More than two-thirds of the world’s population is expected to live in cities by 2050, according to the United Nations. As urbanization advances around the globe, researchers at the University of Notre Dame and Stanford University said the quality of the urban physical environment will become increasingly critical to human well-being and to sustainable development initiatives.
However, measuring and tracking the quality of an urban environment, its evolution and its spatial disparities is difficult due to the amount of on-the-ground data needed to capture these patterns. To address the issue, Yong Suk Lee, assistant professor of technology, economy and global affairs in the Keough School of Global Affairs at the University of Notre Dame, and Andrea Vallebueno from Stanford University used machine learning to develop a scalable method to measure urban decay at a spatially granular level over time.
Their findings were recently published in Scientific Reports.
“As the world urbanizes, urban planners and policymakers need to make sure urban design and policies adequately address critical issues such as infrastructure and transportation improvements, poverty and the health and safety of urbanites, as well as the increasing inequality within and across cities,” Lee said. “Using machine learning to recognize patterns of neighborhood development and urban inequality, we can help urban planners and policymakers better understand the deterioration of urban space and its importance in future planning.”
Traditionally, the measurement of urban quality and quality of life in urban spaces has used sociodemographic and economic characteristics such as crime rates and income levels, survey data of urbanites’ perception and valued attributes of the urban environment, or image datasets describing the urban space and its socioeconomic qualities. The growing availability of street view images presents new prospects in identifying urban features, Lee said, but the reliability and consistency of these methods across different locations and time remains largely unexplored.
In their study, Lee and Vallebueno used the YOLOv5 model (a form of artificial intelligence that can detect objects) to detect eight object classes that indicate urban decay or contribute to an unsightly urban space — things like potholes, graffiti, garbage, tents, barred or broken windows, discolored or dilapidated façades, weeds and utility markings.
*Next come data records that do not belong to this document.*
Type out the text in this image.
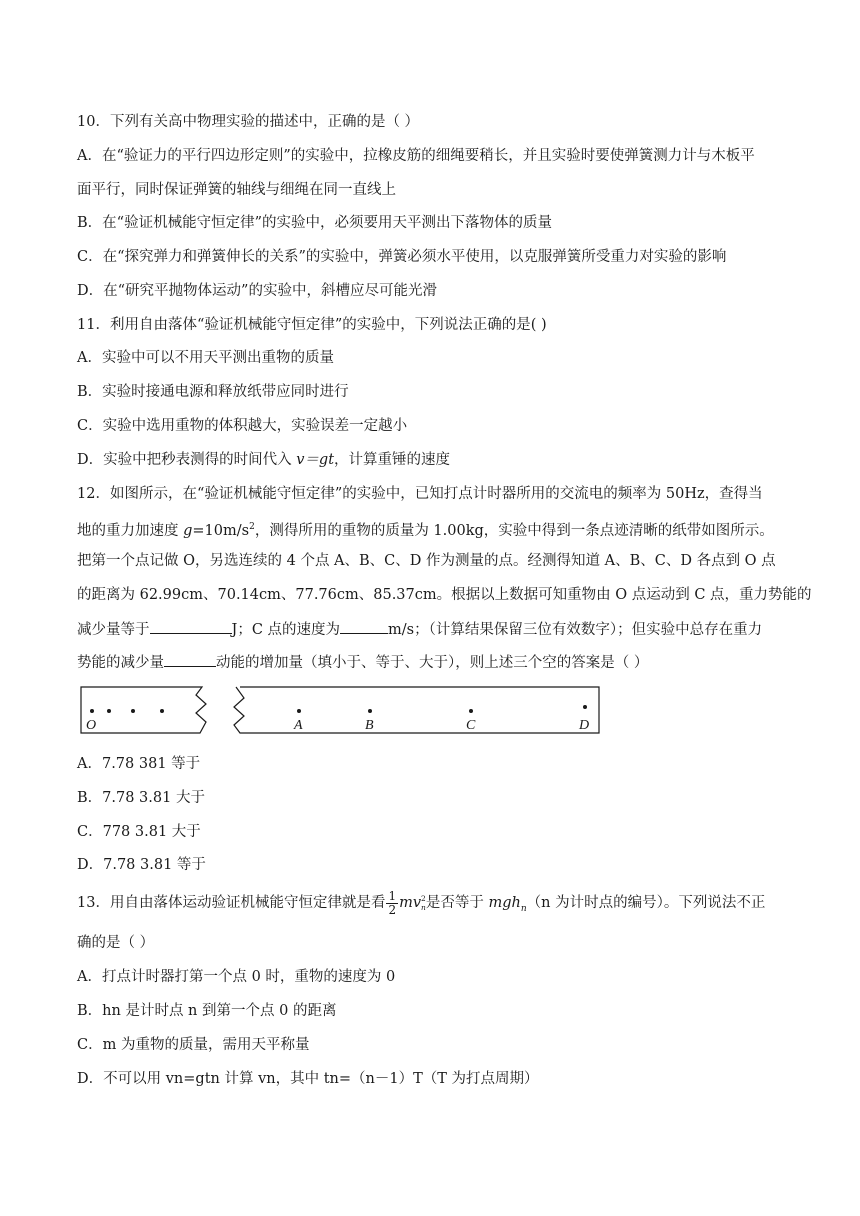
10．下列有关高中物理实验的描述中，正确的是（ ）
A．在“验证力的平行四边形定则”的实验中，拉橡皮筋的细绳要稍长，并且实验时要使弹簧测力计与木板平
面平行，同时保证弹簧的轴线与细绳在同一直线上
B．在“验证机械能守恒定律”的实验中，必须要用天平测出下落物体的质量
C．在“探究弹力和弹簧伸长的关系”的实验中，弹簧必须水平使用，以克服弹簧所受重力对实验的影响
D．在“研究平抛物体运动”的实验中，斜槽应尽可能光滑
11．利用自由落体“验证机械能守恒定律”的实验中，下列说法正确的是( )
A．实验中可以不用天平测出重物的质量
B．实验时接通电源和释放纸带应同时进行
C．实验中选用重物的体积越大，实验误差一定越小
D．实验中把秒表测得的时间代入 v＝gt，计算重锤的速度
12．如图所示，在“验证机械能守恒定律”的实验中，已知打点计时器所用的交流电的频率为 50Hz，查得当
地的重力加速度 $g=10m/s^2$，测得所用的重物的质量为 1.00kg，实验中得到一条点迹清晰的纸带如图所示。
把第一个点记做 O，另选连续的 4 个点 A、B、C、D 作为测量的点。经测得知道 A、B、C、D 各点到 O 点
的距离为 62.99cm、70.14cm、77.76cm、85.37cm。根据以上数据可知重物由 O 点运动到 C 点，重力势能的
减少量等于	J；C 点的速度为	m/s；（计算结果保留三位有效数字）；但实验中总存在重力
势能的减少量	动能的增加量（填小于、等于、大于），则上述三个空的答案是（ ）
O	A	B	C	D
A．7.78 381 等于
B．7.78 3.81 大于
C．778 3.81 大于
D．7.78 3.81 等于
13．用自由落体运动验证机械能守恒定律就是看 $\frac{1}{2}$ mv 2
n 是否等于 mgh$_n$（n 为计时点的编号）。下列说法不正
确的是（ ）
A．打点计时器打第一个点 0 时，重物的速度为 0
B．hn 是计时点 n 到第一个点 0 的距离
C．m 为重物的质量，需用天平称量
D．不可以用 vn=gtn 计算 vn，其中 tn=（n－1）T（T 为打点周期）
They focused on three cities: San Francisco, Mexico City and South Bend, Indiana. They chose neighborhoods in these cities based on factors including urban diversity, stages of urban decay and the authors’ familiarity with the cities.
Using comparative data, they evaluated their method in three contexts: homelessness in the Tenderloin District of San Francisco between 2009 and 2021, a set of small-scale housing projects carried out in 2017 through 2019 in a subset of Mexico City neighborhoods, and the western neighborhoods of South Bend in the 2011 through 2019 period — a part of the city that had been declining for decades but also saw urban revival initiatives.
Researchers found that the trained model could adequately detect the objects it sought across different cities and neighborhoods, and did especially well where there are denser populations, such as San Francisco.
For instance, the maps allowed researchers to assess the temporal and geographic variation in homelessness in the San Francisco area, an issue that has grown over the years.
The model struggled in the more suburban area of South Bend, according to Lee, demonstrating a need to tweak the model and the types of objects identified in less dense populations. In addition, the researchers found there is still a risk for bias that should be addressed.
“Our findings indicate that trained models such as ours are capable of detecting the incidences of decay across different neighborhoods and cities, highlighting the potential of this approach to be scaled in order to track urban quality and change for urban centers across the U.S. and cities in other countries where street view imagery is available,” he said.
Lee said the model has potential to provide valuable information using data that can be collected in a more efficient way compared to using coarser, traditional economic data sources, and that it could be a valuable and timely tool for the government, nongovernmental organizations and the public.
“We found that our approach can employ machine learning to effectively track urban quality and change across multiple cities and urban areas,” Lee said. “This type of data could then be used to inform urban policy and planning and the social issues that are impacted by urbanization, including homelessness.”